Additional Metrics of TCP Anomalies

RST Packets

A TCP connection is reset by an RST packet. There is no need to acknowledge such packet; the closure is immediate. An RST packet may have many meanings:

• If a TCP client tries to reach a server on a closed port, the server sends an RST packet. The connection attempt could be a malicious one (port scanning – NMAP, etc.), or the consequence of an unexpectedly down server, client/server misconfiguration, server restart, etc.;
• A router might send an RST packet if the incoming TCP packet does not fit with the security policy (source range IP address is banned, the number of connection attempts is too high in a small period of time, etc.);
• A QoS (Quality of Service) equipment limits the bandwidth (or the number of connections) by sending an RST packet to any new connection attempt;
• If an Intrusion Detection System (e.g., Snort) detects a malicious connection, he can send an RST packet to roughly close it;
• If a host between Client and Server wants to do a Denial of Service, it can reset the connection by sending RST to both peers.
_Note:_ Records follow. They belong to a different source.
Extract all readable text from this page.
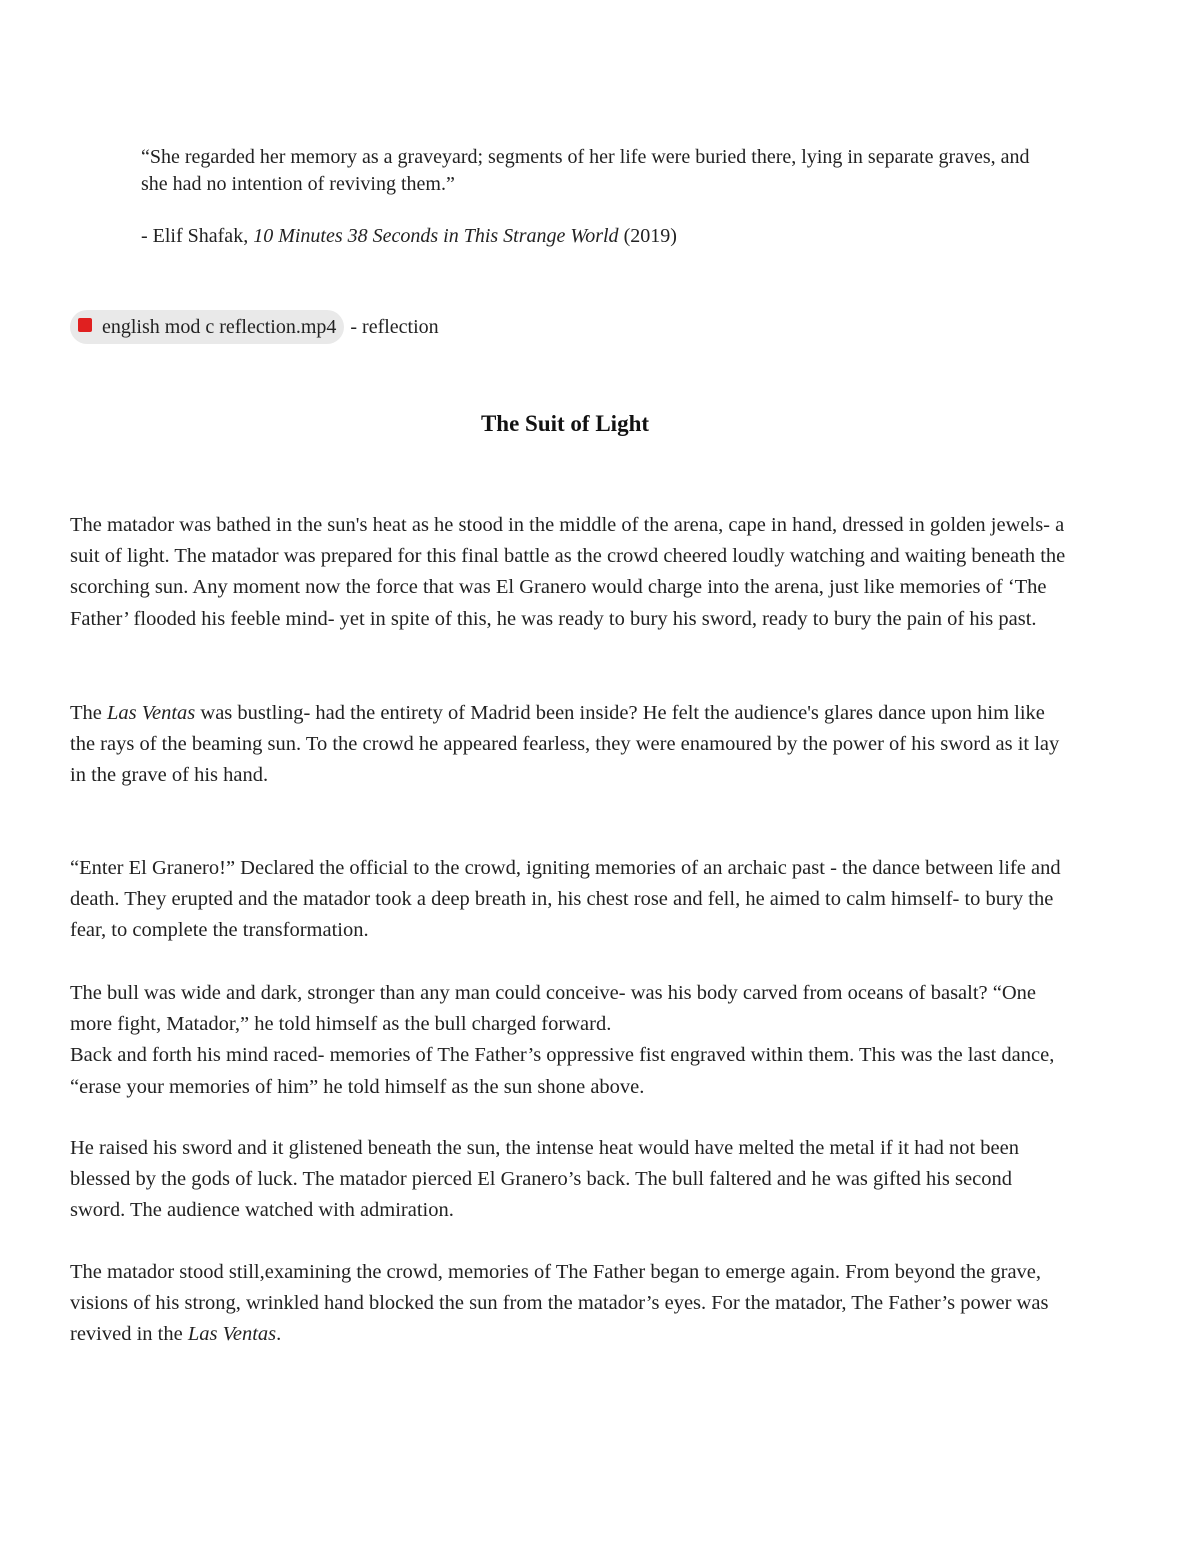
“She regarded her memory as a graveyard; segments of her life were buried there, lying in separate graves, and she had no intention of reviving them.”
- Elif Shafak, 10 Minutes 38 Seconds in This Strange World (2019)
english mod c reflection.mp4 - reflection
The Suit of Light

The matador was bathed in the sun's heat as he stood in the middle of the arena, cape in hand, dressed in golden jewels- a suit of light. The matador was prepared for this final battle as the crowd cheered loudly watching and waiting beneath the scorching sun. Any moment now the force that was El Granero would charge into the arena, just like memories of ‘The Father’ flooded his feeble mind- yet in spite of this, he was ready to bury his sword, ready to bury the pain of his past.

The Las Ventas was bustling- had the entirety of Madrid been inside? He felt the audience's glares dance upon him like the rays of the beaming sun. To the crowd he appeared fearless, they were enamoured by the power of his sword as it lay in the grave of his hand.

“Enter El Granero!” Declared the official to the crowd, igniting memories of an archaic past - the dance between life and death. They erupted and the matador took a deep breath in, his chest rose and fell, he aimed to calm himself- to bury the fear, to complete the transformation.

The bull was wide and dark, stronger than any man could conceive- was his body carved from oceans of basalt? “One more fight, Matador,” he told himself as the bull charged forward.
Back and forth his mind raced- memories of The Father’s oppressive fist engraved within them. This was the last dance, “erase your memories of him” he told himself as the sun shone above.

He raised his sword and it glistened beneath the sun, the intense heat would have melted the metal if it had not been blessed by the gods of luck. The matador pierced El Granero’s back. The bull faltered and he was gifted his second sword. The audience watched with admiration.

The matador stood still,examining the crowd, memories of The Father began to emerge again. From beyond the grave, visions of his strong, wrinkled hand blocked the sun from the matador’s eyes. For the matador, The Father’s power was revived in the Las Ventas.
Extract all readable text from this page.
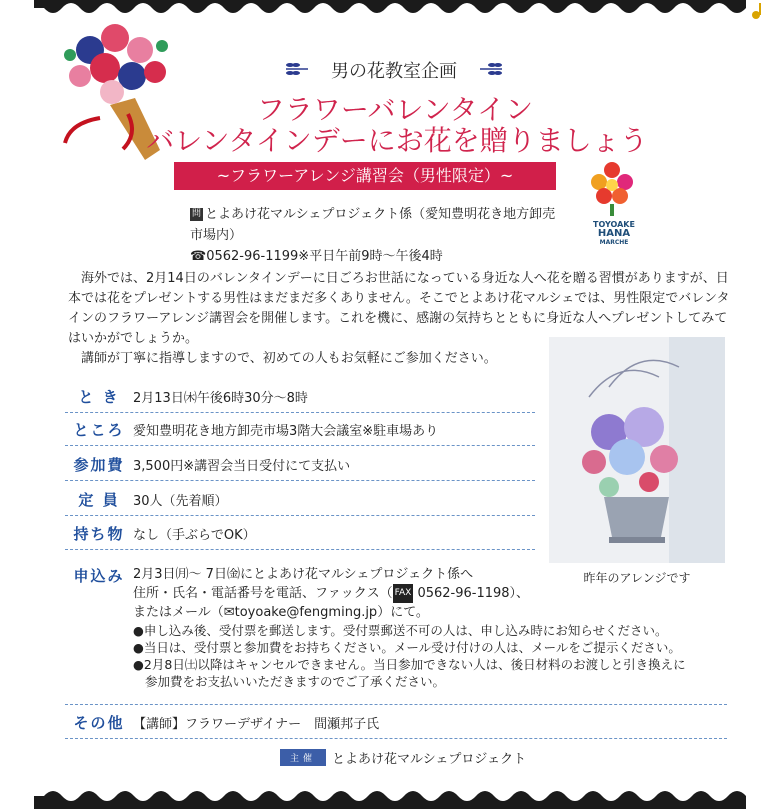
TOYOAKE
HANA
MARCHE
男の花教室企画
フラワーバレンタイン
バレンタインデーにお花を贈りましょう
~フラワーアレンジ講習会（男性限定）~
問 とよあけ花マルシェプロジェクト係（愛知豊明花き地方卸売市場内）
☎0562-96-1199※平日午前9時～午後4時

海外では、2月14日のバレンタインデーに日ごろお世話になっている身近な人へ花を贈る習慣がありますが、日本では花をプレゼントする男性はまだまだ多くありません。そこでとよあけ花マルシェでは、男性限定でバレンタインのフラワーアレンジ講習会を開催します。これを機に、感謝の気持ちとともに身近な人へプレゼントしてみてはいかがでしょうか。

講師が丁寧に指導しますので、初めての人もお気軽にご参加ください。

昨年のアレンジです
と き	2月13日㈭午後6時30分～8時
ところ 愛知豊明花き地方卸売市場3階大会議室※駐車場あり
参加費 3,500円※講習会当日受付にて支払い
定 員	30人（先着順）
持ち物 なし（手ぶらでOK）
申込み 2月3日㈪～ 7日㈮にとよあけ花マルシェプロジェクト係へ
住所・氏名・電話番号を電話、ファックス（ FAX 0562-96-1198）、
またはメール（✉toyoake@fengming.jp）にて。
●申し込み後、受付票を郵送します。受付票郵送不可の人は、申し込み時にお知らせください。
●当日は、受付票と参加費をお持ちください。メール受け付けの人は、メールをご提示ください。
●2月8日㈯以降はキャンセルできません。当日参加できない人は、後日材料のお渡しと引き換えに
参加費をお支払いいただきますのでご了承ください。
その他 【講師】フラワーデザイナー　間瀬邦子氏
主催	とよあけ花マルシェプロジェクト
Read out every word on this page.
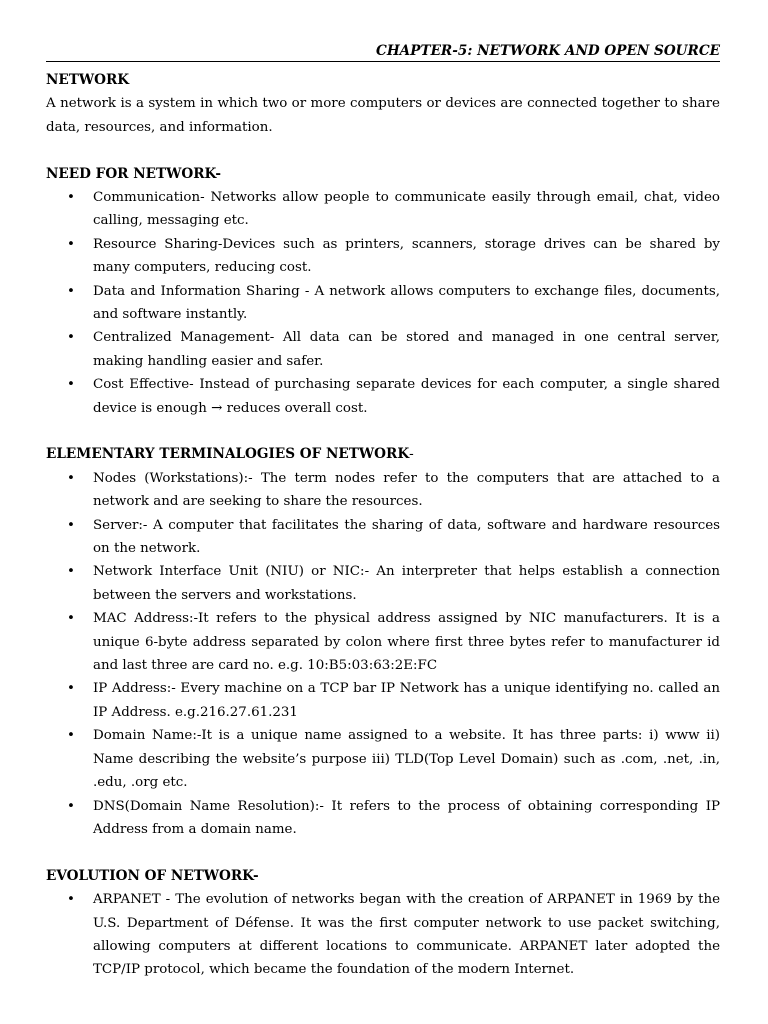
CHAPTER-5: NETWORK AND OPEN SOURCE
NETWORK

A network is a system in which two or more computers or devices are connected together to share data, resources, and information.

NEED FOR NETWORK-
• Communication- Networks allow people to communicate easily through email, chat, video calling, messaging etc.
• Resource Sharing-Devices such as printers, scanners, storage drives can be shared by many computers, reducing cost.
• Data and Information Sharing - A network allows computers to exchange files, documents, and software instantly.
• Centralized Management- All data can be stored and managed in one central server, making handling easier and safer.
• Cost Effective- Instead of purchasing separate devices for each computer, a single shared device is enough → reduces overall cost.
ELEMENTARY TERMINALOGIES OF NETWORK-
• Nodes (Workstations):- The term nodes refer to the computers that are attached to a network and are seeking to share the resources.
• Server:- A computer that facilitates the sharing of data, software and hardware resources on the network.
• Network Interface Unit (NIU) or NIC:- An interpreter that helps establish a connection between the servers and workstations.
• MAC Address:-It refers to the physical address assigned by NIC manufacturers. It is a unique 6-byte address separated by colon where first three bytes refer to manufacturer id and last three are card no. e.g. 10:B5:03:63:2E:FC
• IP Address:- Every machine on a TCP bar IP Network has a unique identifying no. called an IP Address. e.g.216.27.61.231
• Domain Name:-It is a unique name assigned to a website. It has three parts: i) www ii) Name describing the website’s purpose iii) TLD(Top Level Domain) such as .com, .net, .in, .edu, .org etc.
• DNS(Domain Name Resolution):- It refers to the process of obtaining corresponding IP Address from a domain name.
EVOLUTION OF NETWORK-
• ARPANET - The evolution of networks began with the creation of ARPANET in 1969 by the U.S. Department of Défense. It was the first computer network to use packet switching, allowing computers at different locations to communicate. ARPANET later adopted the TCP/IP protocol, which became the foundation of the modern Internet.
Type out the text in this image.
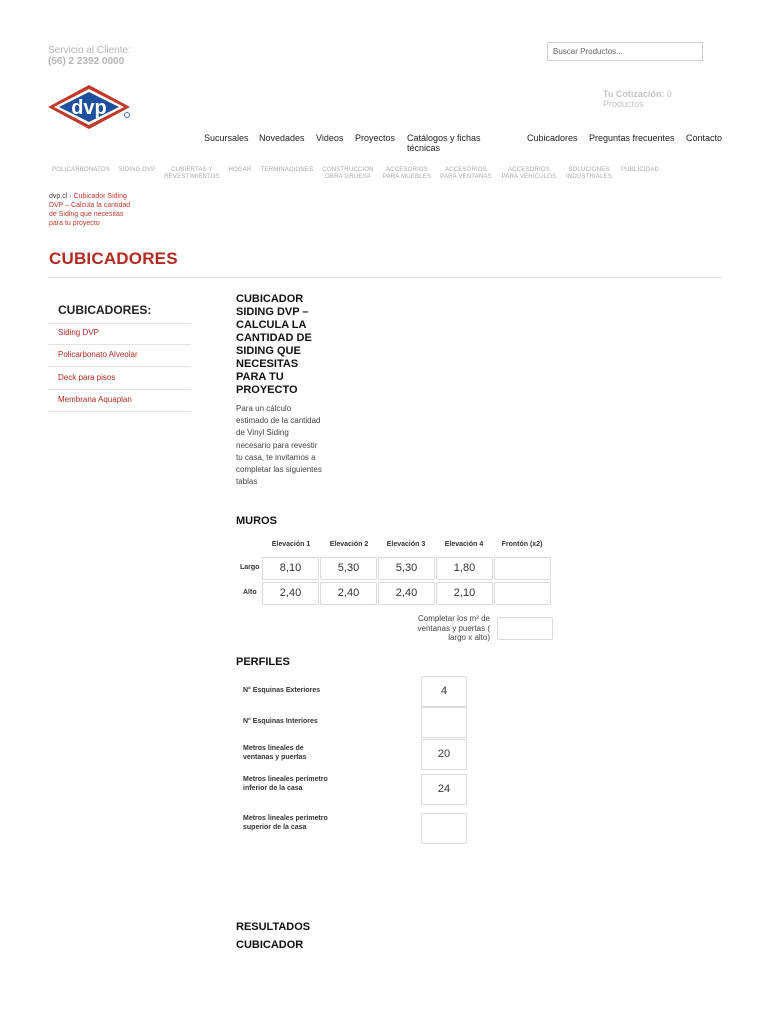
Servicio al Cliente:
(56) 2 2392 0000
Buscar Productos...
Tu Cotización: 0
Productos
dvp
Sucursales Novedades Videos Proyectos Catálogos y fichas técnicas
Cubicadores Preguntas frecuentes Contacto
POLICARBONATOS	SIDING DVP	CUBIERTAS Y REVESTIMIENTOS
HOGAR	TERMINACIONES	CONSTRUCCION OBRA GRUESA
ACCESORIOS PARA MUEBLES
ACCESORIOS PARA VENTANAS
ACCESORIOS PARA VEHICULOS
SOLUCIONES INDUSTRIALES
PUBLICIDAD
dvp.cl › Cubicador Siding DVP – Calcula la cantidad de Siding que necesitas para tu proyecto
CUBICADORES
CUBICADORES:
Siding DVP
Policarbonato Alveolar
Deck para pisos
Membrana Aquaplan
CUBICADOR SIDING DVP – CALCULA LA CANTIDAD DE SIDING QUE NECESITAS PARA TU PROYECTO

Para un cálculo estimado de la cantidad de Vinyl Siding necesario para revestir tu casa, te invitamos a completar las siguientes tablas

MUROS
Elevación 1	Elevación 2	Elevación 3	Elevación 4	Frontón (x2)
Largo	8,10	5,30	5,30	1,80
Alto	2,40	2,40	2,40	2,10
Completar los m² de ventanas y puertas ( largo x alto)
PERFILES
N° Esquinas Exteriores	4
N° Esquinas Interiores
Metros lineales de ventanas y puertas	20
Metros lineales perímetro inferior de la casa	24
Metros lineales perímetro superior de la casa
RESULTADOS
CUBICADOR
Basically, it’s the same mechanism as the previous one, but the motivation is quite different.

Retransmissions

One of the TCP metrics that is interesting to analyze is the retransmission. A TCP Retransmission is when a TCP packet is resent after having been either lost or damaged. Such a retransmitted packet is identified thanks to its sequence number. In Cisco Provider Connectivity Assurance Sensor Capture (formerly Skylight sensor: capture), we do not consider packets with no payload, since duplicate ACKs are much more frequent, and not really characteristic of a network anomaly. There are several common sources for TCP retransmission:

• A network congestion. If a router can’t cope with the whole traffic, its queue will grow bigger until it gets full and then starts dropping the incoming packets. If you reach a predefined QoS limit, the exceeding packets will be dropped as well. Such drop will result in a TCP retransmission. A common way to identify this kind of problems is by taking a glance at the traffic statistics. If you see a flat line at the max traffic allowed, then you get the root cause of retransmission. If the traffic graph looks OK, you can check the load of the routers/switches you own (e.g., with the SNMP data). If the load is too high, you found the culprit.
• An overloaded server. Check the Section Slow Server.
• A hardware failure. Maybe a network equipment is simply down. It will obviously result in TCP retransmission until a new route is computed, or the issue fixed. This type of retransmission should occur with very short time effects and give some quite big peaks of retransmission, on very broad types of traffic on a specific subnet. If this happens often, it becomes important to find the faulty hardware by tracking down which subnets are concerned.
• A packet header corruption. Network equipments are used to rewrite portions of packets (Ethernet source/destination, IP checksum, maybe TOS field). A buggy firmware can result in corruption while rewriting protocol headers. In this case, the packet will probably be dropped within the network route. Even if it reaches the destination, the TCP/IP stack won’t consider it as a valid packet for the current TCP sessions, and the stack will wait for the correct packet. It will end in a TCP retransmission, anyway. This problem will likely occur on the same type of traffic and continuously.